Io credo in San Precario, ma temo forte che sia uno di quei santi sudamericani un po' bastardi, quelli che prima di Colombo erano divinità indie dai nomi orribili, tipo tetuccapaticac (solo a dirli si creano crepe nei muri), e che sono stati fatti santi alla bene meglio, con ancora dei pezzi di carne umana tra i denti.
Così, in effetti, io credo in lui, ma allo stesso tempo mi guardo le spalle, e dormo quasi sempre con un orecchio solo, e il telefono in ricarica. C'è sempre qualche imprevisto, uno sconosciuto che chiama e pretende di conoscerti, e che gli dovevi consegnare qualcosa tre mesi fa. E dire che Kafka aveva un contratto a tempo indeterminato. Cosa ne sapeva della vita, con le sue assurde incombenze? Del senso di colpa originale e primigenio? Cosa ne sapeva? Eh? Eh? Arrenditi, Franz, non ci arrivi al ginocchio. A noialtri scarafaggi del XXI sec.
Poi magari il santo cannibale ti passa una grazia: e ti ritrovi con tutto in ordine, un lavoro consegnato, e la sera libera, e nessuno tra i piedi, e magari c'è pure un bel film in tv, e si potrebbe persino pensare di andare a dormire a un orario decente. Senza l'ansia del giorno dopo. Senza puntare la sveglia, t'immagini?
Ma avrei dovuto staccare il telefono.
"Pronto, ciao, ti disturbo? Sono Chiara".
"Ah, Chiara, ciao".
Io conosco duecento chiare, dalle elementari alle medie all'università se ne aggiungevano sempre due o tre, devo anche aver convissuto con una qualche chiara, e poi ce n'è una che sta a Varese e mi chiede sempre quando mi vieni a trovare, a Varese. Ciaaao, qualunque Chiara tu sia, sono le dieci e mezzo di mattina e sto già bleffando. San Precario, aiutami.

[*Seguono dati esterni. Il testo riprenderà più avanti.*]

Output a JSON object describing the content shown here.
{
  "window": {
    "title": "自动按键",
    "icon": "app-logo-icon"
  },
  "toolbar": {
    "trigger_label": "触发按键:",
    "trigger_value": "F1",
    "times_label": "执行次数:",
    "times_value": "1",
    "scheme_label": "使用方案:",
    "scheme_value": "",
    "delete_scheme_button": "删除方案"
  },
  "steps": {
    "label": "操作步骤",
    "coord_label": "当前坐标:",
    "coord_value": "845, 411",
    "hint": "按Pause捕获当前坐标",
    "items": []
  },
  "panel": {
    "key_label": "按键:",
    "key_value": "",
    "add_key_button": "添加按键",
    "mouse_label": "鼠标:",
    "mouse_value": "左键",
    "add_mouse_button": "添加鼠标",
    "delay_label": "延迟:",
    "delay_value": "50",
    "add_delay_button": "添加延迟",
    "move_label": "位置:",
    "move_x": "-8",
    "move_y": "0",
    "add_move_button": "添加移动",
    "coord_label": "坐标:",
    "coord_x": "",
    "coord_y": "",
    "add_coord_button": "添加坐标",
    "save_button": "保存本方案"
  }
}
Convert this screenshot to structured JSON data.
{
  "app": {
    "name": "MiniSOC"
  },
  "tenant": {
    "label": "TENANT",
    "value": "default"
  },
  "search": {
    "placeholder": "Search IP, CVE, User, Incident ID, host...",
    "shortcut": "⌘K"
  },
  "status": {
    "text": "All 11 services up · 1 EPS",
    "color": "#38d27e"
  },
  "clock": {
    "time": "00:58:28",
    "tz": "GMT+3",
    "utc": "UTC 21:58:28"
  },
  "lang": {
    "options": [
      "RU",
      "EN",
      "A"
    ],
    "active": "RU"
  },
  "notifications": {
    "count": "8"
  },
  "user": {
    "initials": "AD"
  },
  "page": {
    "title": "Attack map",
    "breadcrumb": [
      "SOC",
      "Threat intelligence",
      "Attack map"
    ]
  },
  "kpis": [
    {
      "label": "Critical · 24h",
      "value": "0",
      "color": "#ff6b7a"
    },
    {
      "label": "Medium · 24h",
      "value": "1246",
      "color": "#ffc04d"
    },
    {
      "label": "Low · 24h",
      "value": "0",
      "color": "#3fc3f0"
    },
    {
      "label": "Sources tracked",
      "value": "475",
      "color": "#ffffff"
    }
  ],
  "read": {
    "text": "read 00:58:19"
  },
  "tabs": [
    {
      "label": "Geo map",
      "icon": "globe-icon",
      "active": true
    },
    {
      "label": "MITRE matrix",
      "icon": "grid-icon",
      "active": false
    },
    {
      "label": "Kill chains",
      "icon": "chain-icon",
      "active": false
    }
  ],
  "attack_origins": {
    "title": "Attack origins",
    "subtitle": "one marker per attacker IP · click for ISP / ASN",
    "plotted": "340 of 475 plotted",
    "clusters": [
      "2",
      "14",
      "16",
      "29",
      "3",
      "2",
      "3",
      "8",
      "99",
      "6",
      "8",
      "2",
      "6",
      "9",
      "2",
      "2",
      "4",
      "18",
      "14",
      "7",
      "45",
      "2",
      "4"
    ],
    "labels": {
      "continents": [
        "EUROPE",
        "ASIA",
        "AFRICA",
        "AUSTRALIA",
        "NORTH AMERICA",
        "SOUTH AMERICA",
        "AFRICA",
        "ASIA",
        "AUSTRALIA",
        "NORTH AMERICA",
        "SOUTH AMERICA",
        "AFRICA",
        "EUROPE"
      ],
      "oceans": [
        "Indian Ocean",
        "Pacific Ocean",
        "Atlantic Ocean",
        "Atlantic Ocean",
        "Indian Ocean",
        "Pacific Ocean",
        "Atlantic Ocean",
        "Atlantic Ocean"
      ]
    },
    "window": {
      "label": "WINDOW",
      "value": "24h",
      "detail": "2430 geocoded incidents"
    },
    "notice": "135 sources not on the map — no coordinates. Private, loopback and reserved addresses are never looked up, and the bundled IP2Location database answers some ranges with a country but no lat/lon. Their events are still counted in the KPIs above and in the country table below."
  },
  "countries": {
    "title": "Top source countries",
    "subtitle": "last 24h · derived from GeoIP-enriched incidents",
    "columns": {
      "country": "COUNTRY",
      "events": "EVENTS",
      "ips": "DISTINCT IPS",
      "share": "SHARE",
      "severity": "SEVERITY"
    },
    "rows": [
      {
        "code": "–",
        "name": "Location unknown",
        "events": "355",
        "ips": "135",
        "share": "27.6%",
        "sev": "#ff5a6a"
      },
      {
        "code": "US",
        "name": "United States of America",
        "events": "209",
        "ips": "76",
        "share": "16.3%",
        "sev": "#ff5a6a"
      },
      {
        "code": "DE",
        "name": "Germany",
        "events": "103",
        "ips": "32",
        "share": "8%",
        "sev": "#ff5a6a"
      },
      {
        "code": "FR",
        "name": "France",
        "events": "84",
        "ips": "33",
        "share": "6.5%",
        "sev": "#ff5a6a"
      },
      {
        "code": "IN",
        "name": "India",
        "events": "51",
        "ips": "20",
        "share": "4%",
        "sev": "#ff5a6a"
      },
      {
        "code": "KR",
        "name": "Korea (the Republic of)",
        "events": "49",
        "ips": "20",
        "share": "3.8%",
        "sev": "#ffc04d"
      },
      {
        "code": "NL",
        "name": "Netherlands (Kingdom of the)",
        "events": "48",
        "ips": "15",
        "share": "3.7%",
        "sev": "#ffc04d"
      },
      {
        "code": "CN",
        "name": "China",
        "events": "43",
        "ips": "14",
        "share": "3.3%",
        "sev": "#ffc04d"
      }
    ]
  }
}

"Senti, ho qui un problema con un libro, siamo in ritardo e…"
Tombola! È quella Chiara che mi dà i soldi, se io le risolvo i problemi. Magnifico. Meraviglioso. Mi alzo anche da letto, guarda (mi dondolo sulla corazza finché…)
"Allora ce lo stiamo dividendo, e pensavo che magari ne vuoi fare un po'".
"In effetti ho una settimana libera".
"Benissimo, allora se ti va ti do Ottanta cartelle".
"Ottanta?"
"Perché, sono poche?"
"No… aspetta… di cosa parla…"
"Comodini".
"Comodini? Ottanta cartelle? Una settimana?"
Le persone che vanno avanti nella vita sono quelle che non si fanno prendere alla sprovvista, che sanno immaginarsi scenari sempre nuovi, e io appena svegliato dovrei immaginarmi quante cartelle di comodini riesco a fare nella canicola, in una settimana in cui non ho quasi niente da fare, cioè, quasi niente tipo (adesso che ci penso):
– due esami e un collegio docenti
– un pezzo per l'università
– questa casa è un cesso, e se non pulisco entro sabato mattina, la mia donna si renderà conto che convive con un enorme scarafaggio
– ci sono le partite degli europei, inoltre
– e il blog, questo meraviglioso passatempo
"Chiara, non so… non sono sicuro di farcela".
"Che fai, rinunci?"
Barcollando, ho raggiunto la cucina, c'è del caffè freddo da qualcheparte. Ma bisogna prima aggirare una fila di bollette, che ci fanno lì? Devo averle messe appoggiate così per ricordarmi di pagarle. E poi c'è una voce che mi dice non è giusto. Non è giusto dover prendere decisioni in questo tipo di situazioni. Dovresti avere un calendario d'impegni, un conto del dare e dell'avere, una partita doppia, una partita iva, una partita vinta. Per una volta. Io sono lo schiavista di me stesso, è così? Ma ho dei complici, non è vero?
"E se te ne faccio Quaranta?"
"Sessanta".
Massì, dopotutto non è mica necessario dormire, nella vita. Con questo caldo, poi.
"Va bene, sessanta".
"Perfetto-ti-mando-subito-il-contratto-l'-originale-in-copia-e-tutto..."
Svanisce nel brusio di fondo, mentre la caffeina fredda entra finalmente in circolo e mi chiarisce la situazione: sono un coglione. Non potrò farcela mai. Non si fa carriera nella schiavitù. Ci si spezza il collo e basta.
Neanche il tempo di svegliarsi da sonni inquieti.